Tony’s mouth quirks. “Took a few tries to get it shifting right,” is all he says.
“Was it, uh, before or after? Your bite?”
“Oh, before, way before.” Tony chews a waffle meditatively while Steve holds his breath. “I was fifteen.”
“You were fifteen?”
Tony grins. “Stupid, right? Puberty really sucked ass.”

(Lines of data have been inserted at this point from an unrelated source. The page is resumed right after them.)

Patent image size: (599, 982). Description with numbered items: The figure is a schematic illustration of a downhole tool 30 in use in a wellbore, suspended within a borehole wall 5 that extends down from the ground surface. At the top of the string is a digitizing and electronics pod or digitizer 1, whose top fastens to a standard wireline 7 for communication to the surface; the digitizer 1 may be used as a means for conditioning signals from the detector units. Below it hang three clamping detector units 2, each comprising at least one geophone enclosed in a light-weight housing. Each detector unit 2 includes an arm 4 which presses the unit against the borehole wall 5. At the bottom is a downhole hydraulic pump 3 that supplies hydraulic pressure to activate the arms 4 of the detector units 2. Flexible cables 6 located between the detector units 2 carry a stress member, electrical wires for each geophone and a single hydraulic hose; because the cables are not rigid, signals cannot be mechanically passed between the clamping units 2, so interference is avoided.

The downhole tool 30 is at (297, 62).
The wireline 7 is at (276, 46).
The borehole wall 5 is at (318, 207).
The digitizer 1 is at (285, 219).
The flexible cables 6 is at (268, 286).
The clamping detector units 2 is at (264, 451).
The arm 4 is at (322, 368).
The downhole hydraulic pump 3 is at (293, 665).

Steve thinks of his own first change: a wood somewhere, France, maybe, war still breathing heavy on him and his men. They waited in the trees, guns ready. There’s no way to tell if a person will go feral until the first change, and Steve--well, there were enough casualties already. He trusted his men.
He remembers the touch of the moon, heavy as a hand on his neck, and the first hot shock of pain spearing through him. A hundred bullets, a thousand knives. The only thing that compared was the serum.
He looks at Tony and thinks, Fifteen.
There’s a lot about this man he still doesn’t know.